Well, Italy has a huge bureaucratic problem, weighing it down and slowing down many initiatives.  It robs us all of time that we could be dedicating to studying, bettering ourselves and focusing on the production of organic olive growing; the organic certification is very rigorous and has improved hugely, but this mania for bureaucratizing everything risks shifting our focus away from the real problems.

From a cultivation point of view, the continuous arrival of ‘alien’ insects and pathogens certainly requires us to pay greater attention to the importation of materials that can function as vectors.  Xylella, an Asian bug is an example of this making it much harder to manage olive groves in general, especially organically.

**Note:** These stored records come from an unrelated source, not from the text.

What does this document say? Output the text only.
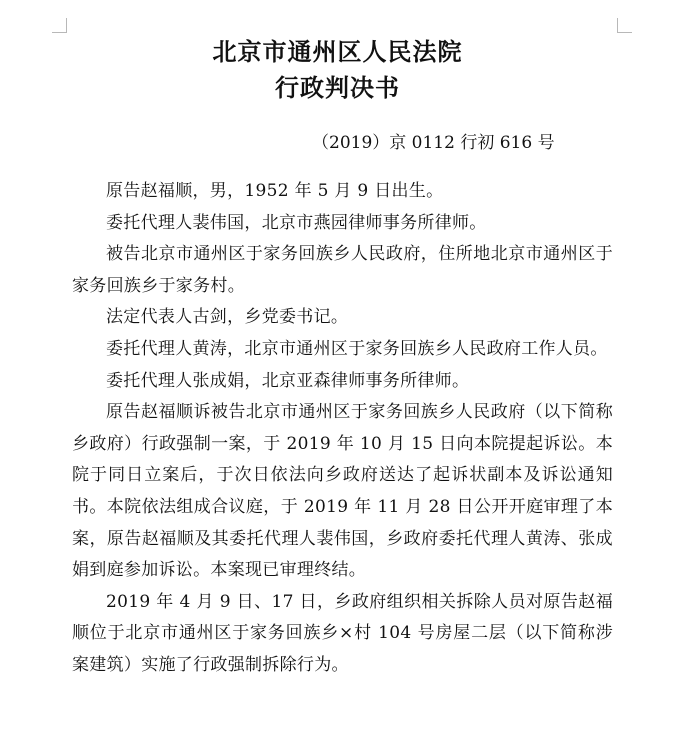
北京市通州区人民法院
行政判决书
（2019）京 0112 行初 616 号

原告赵福顺，男，1952 年 5 月 9 日出生。

委托代理人裴伟国，北京市燕园律师事务所律师。

被告北京市通州区于家务回族乡人民政府，住所地北京市通州区于家务回族乡于家务村。

法定代表人古剑，乡党委书记。

委托代理人黄涛，北京市通州区于家务回族乡人民政府工作人员。

委托代理人张成娟，北京亚森律师事务所律师。

原告赵福顺诉被告北京市通州区于家务回族乡人民政府（以下简称乡政府）行政强制一案，于 2019 年 10 月 15 日向本院提起诉讼。本院于同日立案后，于次日依法向乡政府送达了起诉状副本及诉讼通知书。本院依法组成合议庭，于 2019 年 11 月 28 日公开开庭审理了本案，原告赵福顺及其委托代理人裴伟国，乡政府委托代理人黄涛、张成娟到庭参加诉讼。本案现已审理终结。

2019 年 4 月 9 日、17 日，乡政府组织相关拆除人员对原告赵福顺位于北京市通州区于家务回族乡×村 104 号房屋二层（以下简称涉案建筑）实施了行政强制拆除行为。
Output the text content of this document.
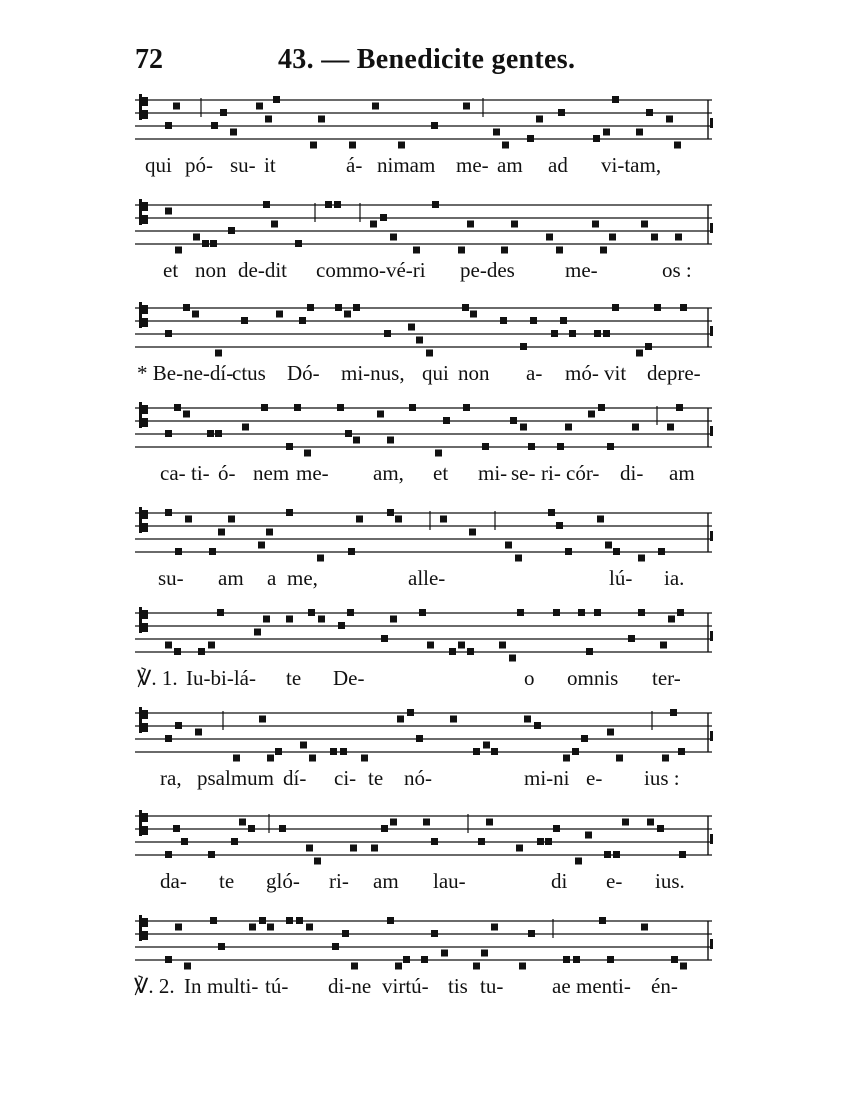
72	43. — Benedicite gentes.
qui pó- su- it	á- nimam me- am ad vi-tam,
et non de-dit commo-vé-ri pe-des me-	os :
* Be-ne-dí-
ctus Dó- mi-nus, qui non a- mó- vit depre-
ca- ti- ó- nem me- am, et mi- se- ri- cór- di- am
su- am a me,	alle-	lú- ia.
℣. 1. Iu-bi-lá- te De-	o omnis ter-
ra, psalmum dí- ci- te nó-	mi-ni e- ius :
da- te gló- ri- am lau-	di e- ius.
℣. 2. In multi- tú- di-ne virtú- tis tu- ae menti- én-
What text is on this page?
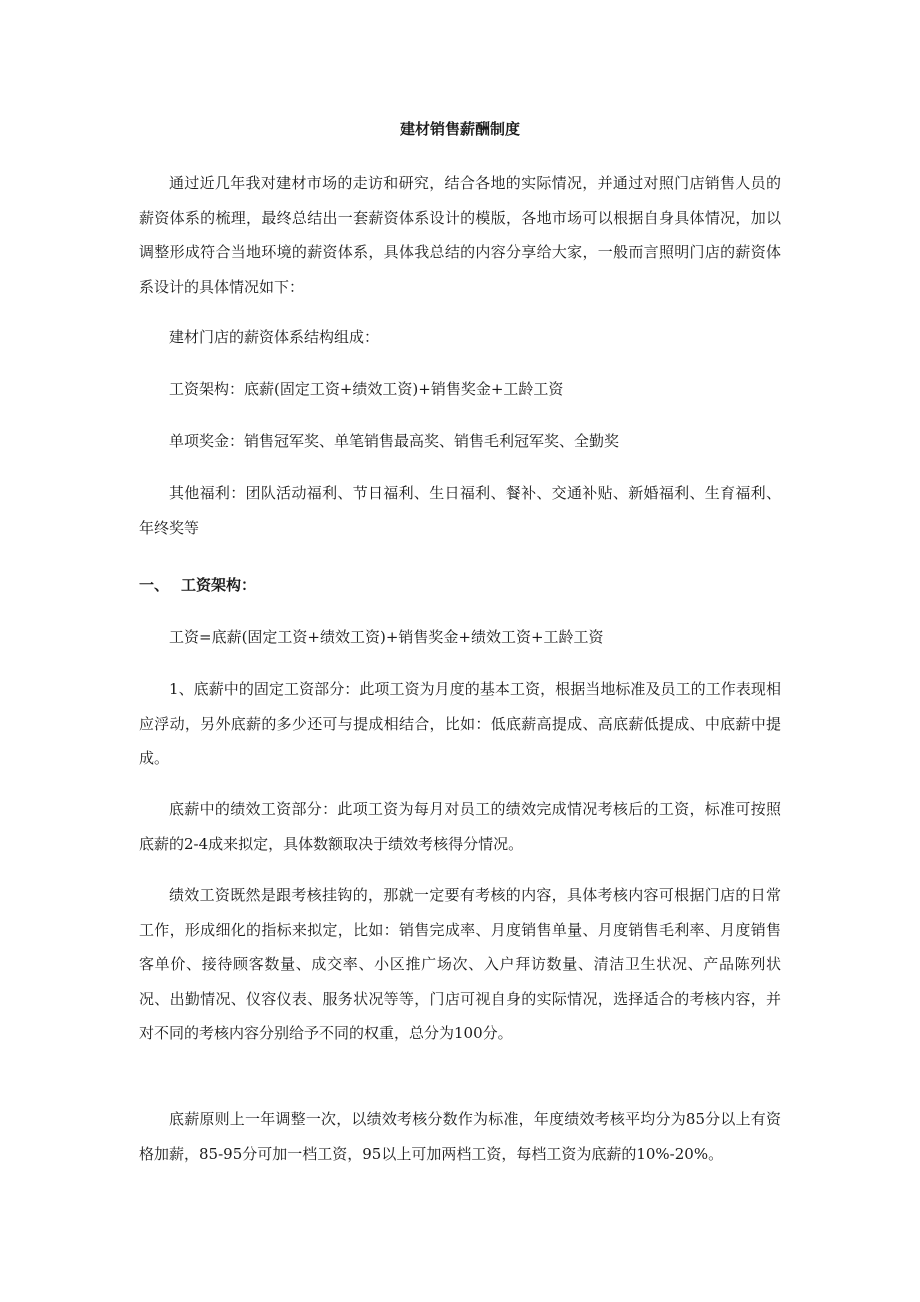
建材销售薪酬制度

通过近几年我对建材市场的走访和研究，结合各地的实际情况，并通过对照门店销售人员的薪资体系的梳理，最终总结出一套薪资体系设计的模版，各地市场可以根据自身具体情况，加以调整形成符合当地环境的薪资体系，具体我总结的内容分享给大家，一般而言照明门店的薪资体系设计的具体情况如下：

建材门店的薪资体系结构组成：

工资架构：底薪(固定工资+绩效工资)+销售奖金+工龄工资

单项奖金：销售冠军奖、单笔销售最高奖、销售毛利冠军奖、全勤奖

其他福利：团队活动福利、节日福利、生日福利、餐补、交通补贴、新婚福利、生育福利、年终奖等

一、 工资架构：

工资=底薪(固定工资+绩效工资)+销售奖金+绩效工资+工龄工资

1、底薪中的固定工资部分：此项工资为月度的基本工资，根据当地标准及员工的工作表现相应浮动，另外底薪的多少还可与提成相结合，比如：低底薪高提成、高底薪低提成、中底薪中提成。

底薪中的绩效工资部分：此项工资为每月对员工的绩效完成情况考核后的工资，标准可按照底薪的2-4成来拟定，具体数额取决于绩效考核得分情况。

绩效工资既然是跟考核挂钩的，那就一定要有考核的内容，具体考核内容可根据门店的日常工作，形成细化的指标来拟定，比如：销售完成率、月度销售单量、月度销售毛利率、月度销售客单价、接待顾客数量、成交率、小区推广场次、入户拜访数量、清洁卫生状况、产品陈列状况、出勤情况、仪容仪表、服务状况等等，门店可视自身的实际情况，选择适合的考核内容，并对不同的考核内容分别给予不同的权重，总分为100分。

底薪原则上一年调整一次，以绩效考核分数作为标准，年度绩效考核平均分为85分以上有资格加薪，85-95分可加一档工资，95以上可加两档工资，每档工资为底薪的10%-20%。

We also have to solve various issues regarding production numbers – the costs of production are very high for tiny organic olive growers and so they may need to collaborate with others to share various overheads.  And certainly the coronavirus will present challenges for us to open and maintain export markets.  We have to see this as a chance to change and live the future in a different way.  To do this, however, we must think about the price of food without the distortion of the neo-liberal economic system where money is king and take a more sustainable view of the economy.  This would allow us to revalue all of the numbers throughout the supply chain considering environmental, ethical and social aspects.  For example, low pricing policies have a tendency to lead to under-remuneration, which we have repeatedly seen encourages fraudulent or illegal activities.  There is a distortion in perception of low prices that the consumer has become accustomed to perceive as ‘normal’, devaluing the real work behind a product.  We need a greater pact of trust and mutual satisfaction with consumers, with buyers and with our way of producing to help build a better world.